For a $1,000 laptop, for example, Motorola requires Microsoft to pay a licensing fee of $22.50 for 50 patents on the H.264 video standard. There are at least 2,300 other patents needed to implement this standard, according to Heiner — patents that are available from a group of 29 companies that came together to offer their H.264 patents to the industry on FRAND (Fair and Reasonable Non-Discriminatory) terms.
The royalty for those patents, Heiner flatly said, is two cents.
For a $2,000 laptop, Motorola doubles the licensing fee to $45 — an egregious amount, Heiner said, as Windows is the same on both laptops, and so is the video support in Windows.
Microsoft did not respond to our request for further details.
“Microsoft’s complaint is just another example of their attempts to use the regulatory process to attack competitors,” Google responded in a statement provided to the E-Commerce Times by spokesperson Niki Fenwick. “It’s particularly ironic given their track record in this area and collaboration with patent trolls.”
In truth, this is a complicated issue, David A. Makman, of the Law Offices of David A. Makman told the E-Commerce Times.
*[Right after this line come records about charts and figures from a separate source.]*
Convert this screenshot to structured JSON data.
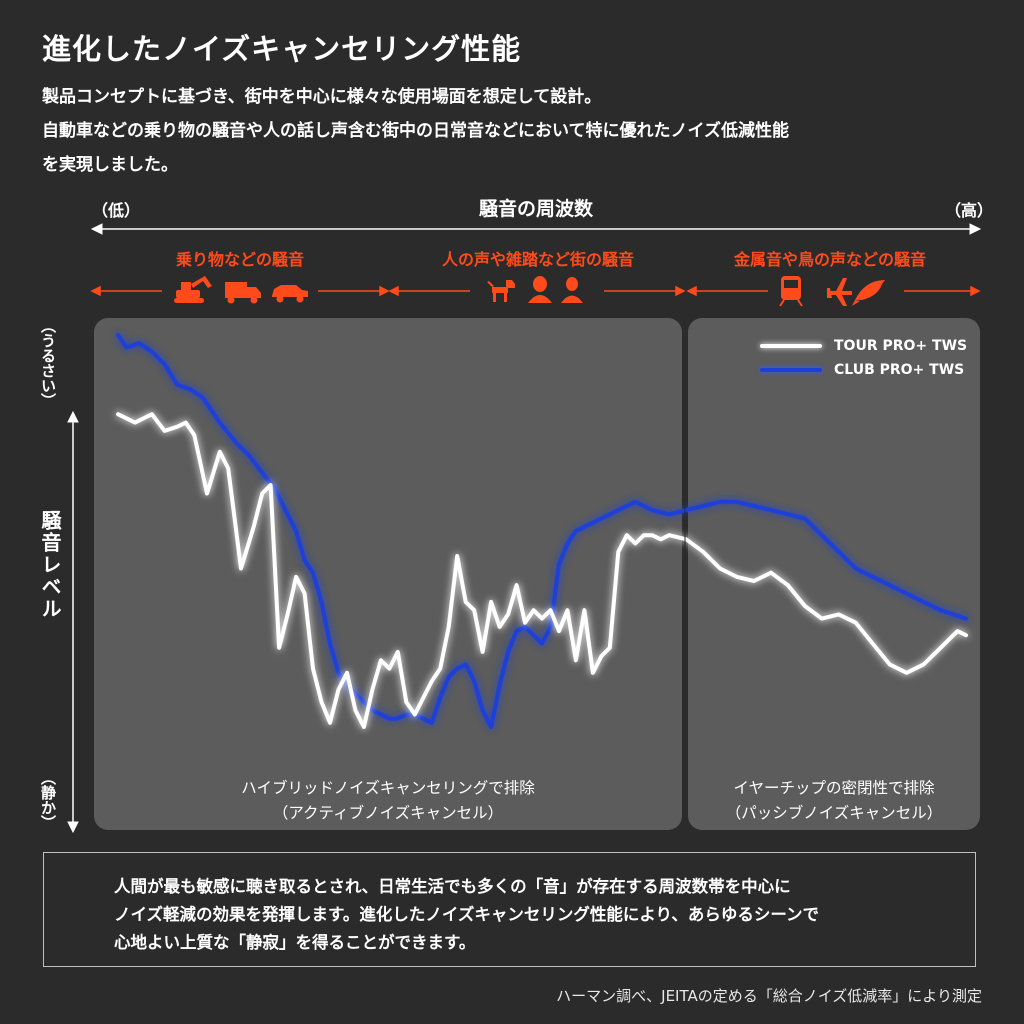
{
  "header": {
    "title": "進化したノイズキャンセリング性能",
    "intro_lines": [
      "製品コンセプトに基づき、街中を中心に様々な使用場面を想定して設計。",
      "自動車などの乗り物の騒音や人の話し声含む街中の日常音などにおいて特に優れたノイズ低減性能",
      "を実現しました。"
    ]
  },
  "frequency_axis": {
    "title": "騒音の周波数",
    "low": "（低）",
    "high": "（高）"
  },
  "categories": [
    {
      "label": "乗り物などの騒音",
      "icons": [
        "excavator-icon",
        "truck-icon",
        "car-icon"
      ]
    },
    {
      "label": "人の声や雑踏など街の騒音",
      "icons": [
        "dog-icon",
        "woman-icon",
        "person-icon"
      ]
    },
    {
      "label": "金属音や鳥の声などの騒音",
      "icons": [
        "train-icon",
        "airplane-icon",
        "bird-icon"
      ]
    }
  ],
  "y_axis": {
    "label": "騒音レベル",
    "top": "（うるさい）",
    "bottom": "（静か）"
  },
  "regions": [
    {
      "caption_lines": [
        "ハイブリッドノイズキャンセリングで排除",
        "（アクティブノイズキャンセル）"
      ]
    },
    {
      "caption_lines": [
        "イヤーチップの密閉性で排除",
        "（パッシブノイズキャンセル）"
      ]
    }
  ],
  "colors": {
    "background": "#2b2b2b",
    "panel": "#5a5a5a",
    "accent": "#ff4a1c",
    "tour": "#ffffff",
    "club": "#1e3fd8"
  },
  "chart_data": {
    "type": "line",
    "title": "",
    "xlabel": "騒音の周波数",
    "ylabel": "騒音レベル",
    "xlim": [
      0,
      100
    ],
    "ylim": [
      0,
      100
    ],
    "grid": false,
    "legend_position": "top-right",
    "series": [
      {
        "name": "TOUR PRO+ TWS",
        "color": "#ffffff",
        "x": [
          0,
          2,
          4,
          5.5,
          7,
          8,
          9,
          10.5,
          12,
          13,
          14.5,
          16,
          17,
          18,
          19,
          20,
          21,
          22,
          23,
          24,
          25,
          26,
          27,
          28,
          29,
          30,
          31,
          32,
          33,
          34,
          35,
          36,
          37,
          38,
          39,
          40,
          41,
          42,
          43,
          44,
          45,
          46,
          47,
          48,
          49,
          50,
          51,
          52,
          53,
          54,
          55,
          56,
          57,
          58,
          59,
          60,
          61,
          62,
          63,
          64,
          65,
          67,
          69,
          71,
          73,
          75,
          77,
          79,
          81,
          83,
          85,
          87,
          89,
          91,
          93,
          95,
          97,
          99,
          100
        ],
        "y": [
          81,
          79,
          81,
          77,
          78,
          79,
          76,
          62,
          72,
          68,
          44,
          54,
          62,
          64,
          25,
          33,
          42,
          38,
          20,
          12,
          7,
          15,
          19,
          10,
          6,
          15,
          22,
          20,
          24,
          12,
          9,
          13,
          17,
          20,
          30,
          47,
          36,
          34,
          24,
          36,
          30,
          33,
          40,
          31,
          34,
          32,
          34,
          29,
          34,
          22,
          34,
          19,
          23,
          25,
          48,
          52,
          50,
          52,
          52,
          51,
          52,
          51,
          48,
          44,
          42,
          41,
          43,
          40,
          35,
          32,
          33,
          31,
          26,
          21,
          19,
          21,
          25,
          29,
          28
        ]
      },
      {
        "name": "CLUB PRO+ TWS",
        "color": "#1e3fd8",
        "x": [
          0,
          1,
          2.5,
          4,
          5.5,
          7,
          8.5,
          10,
          12,
          14,
          15.5,
          17,
          18.5,
          20,
          21,
          22,
          23,
          24,
          25,
          26,
          27,
          28,
          29,
          30,
          31,
          32,
          33,
          34,
          35,
          36,
          37,
          38,
          39,
          40,
          41,
          42,
          43,
          44,
          45,
          46,
          47,
          48,
          49,
          50,
          51,
          52,
          53,
          54,
          55,
          57,
          59,
          61,
          63,
          65,
          67,
          69,
          71,
          73,
          75,
          77,
          79,
          81,
          83,
          85,
          87,
          89,
          91,
          93,
          95,
          97,
          100
        ],
        "y": [
          100,
          97,
          98,
          96,
          93,
          88,
          87,
          85,
          79,
          74,
          71,
          67,
          63,
          57,
          53,
          46,
          43,
          36,
          26,
          19,
          16,
          14,
          12,
          10,
          9,
          8,
          8,
          9,
          9,
          8,
          7,
          13,
          18,
          20,
          21,
          17,
          10,
          6,
          16,
          24,
          29,
          30,
          28,
          26,
          30,
          45,
          50,
          53,
          54,
          56,
          58,
          60,
          58,
          57,
          58,
          59,
          60,
          60,
          59,
          58,
          57,
          56,
          52,
          48,
          44,
          42,
          40,
          38,
          36,
          34,
          32
        ]
      }
    ],
    "annotations": [
      "ハイブリッドノイズキャンセリングで排除",
      "（アクティブノイズキャンセル）",
      "イヤーチップの密閉性で排除",
      "（パッシブノイズキャンセル）"
    ]
  },
  "note": {
    "lines": [
      "人間が最も敏感に聴き取るとされ、日常生活でも多くの「音」が存在する周波数帯を中心に",
      "ノイズ軽減の効果を発揮します。進化したノイズキャンセリング性能により、あらゆるシーンで",
      "心地よい上質な「静寂」を得ることができます。"
    ]
  },
  "source": "ハーマン調べ、JEITAの定める「総合ノイズ低減率」により測定"
}
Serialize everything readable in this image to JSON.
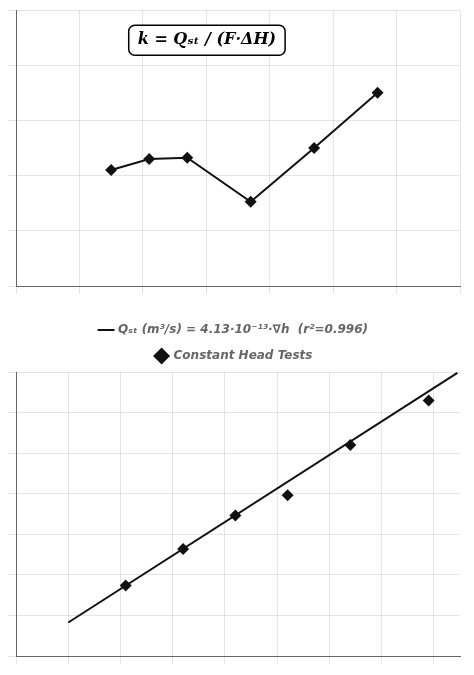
{
  "chart_data": [
    {
      "type": "line",
      "x": [
        1.5,
        2.1,
        2.7,
        3.7,
        4.7,
        5.7
      ],
      "series": [
        {
          "color": "#111111",
          "marker": "diamond",
          "line_style": "solid",
          "values": [
            0.42,
            0.46,
            0.465,
            0.305,
            0.5,
            0.7
          ]
        }
      ],
      "xlim": [
        0,
        7
      ],
      "ylim": [
        0,
        1.0
      ],
      "xticks": [
        0,
        1,
        2,
        3,
        4,
        5,
        6,
        7
      ],
      "yticks": [
        0,
        0.2,
        0.4,
        0.6,
        0.8,
        1.0
      ],
      "grid": true,
      "tick_labels": false,
      "annotations": [
        "k = Qₛₜ / (F·ΔH)"
      ]
    },
    {
      "type": "scatter",
      "series": [
        {
          "name": "Qₛₜ (m³/s) = 4.13·10⁻¹³·∇h  (r²=0.996)",
          "type": "line",
          "color": "#111111",
          "marker": "none",
          "line_style": "solid",
          "x": [
            1.0,
            8.45
          ],
          "values": [
            0.413,
            3.48985
          ]
        },
        {
          "name": "Constant Head Tests",
          "type": "scatter",
          "color": "#111111",
          "marker": "diamond",
          "x": [
            2.1,
            3.2,
            4.2,
            5.2,
            6.4,
            7.9
          ],
          "values": [
            0.87,
            1.32,
            1.73,
            1.98,
            2.6,
            3.15
          ]
        }
      ],
      "xlim": [
        0,
        8.5
      ],
      "ylim": [
        0,
        3.5
      ],
      "xticks": [
        0,
        1,
        2,
        3,
        4,
        5,
        6,
        7,
        8
      ],
      "yticks": [
        0,
        0.5,
        1.0,
        1.5,
        2.0,
        2.5,
        3.0,
        3.5
      ],
      "grid": true,
      "tick_labels": false,
      "legend": "top"
    }
  ]
}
“The appropriate royalties for use of a patent when the patented technology is part of a standard is a hot issue in the intersection between intellectual property and antitrust law — one where there is no consensus in the United States or globally,” he explained.
FRAND licensing cases are often heavily litigated.
“I expect that the European Commission will take the case seriously,” said Makman.
In addition, there is a lot of interest in Asia in theories of abuse of rights by patentees and over the methodology used for establishing technical standards, he continued. “So the EC’s decision, if and when it comes, will have important ramifications for international trade.”
Microsoft and the EC
There is likely something else going on here as well, Peter S. Vogel, partner with Gardere Wynne Sewell, told the E-Commerce Times.
Microsoft has had tremendous difficulties over the years with the EU antitrust regulatory authorities, he pointed out.
For instance, a few years ago Microsoft was forced to sign an agreement in Europe that would give consumers a choice of five randomly chosen browsers that could serve as a default in Windows.
“Until the EU brought this action, the only browser offered as a default was the Microsoft browser,” recalled Vogel.
There have been many other incidents as well, he added. “So now Microsoft is trying to show the EU that they want to be fair in all their dealings — that they want an open persona in the European Union.”
Microsoft is, no doubt, aggrieved about the royalty fees, Vogel said. “However, I do think this is a much bigger picture for Microsoft than just this particular patent dispute.”
It will be interesting to watch the case unfold, Vogel said, because it will likely reveal more about how European antitrust authorities view U.S. claims of unfairness.
“In general,” he said, “it is clear that the EU has become much more skeptical of American Internet companies’ activities.”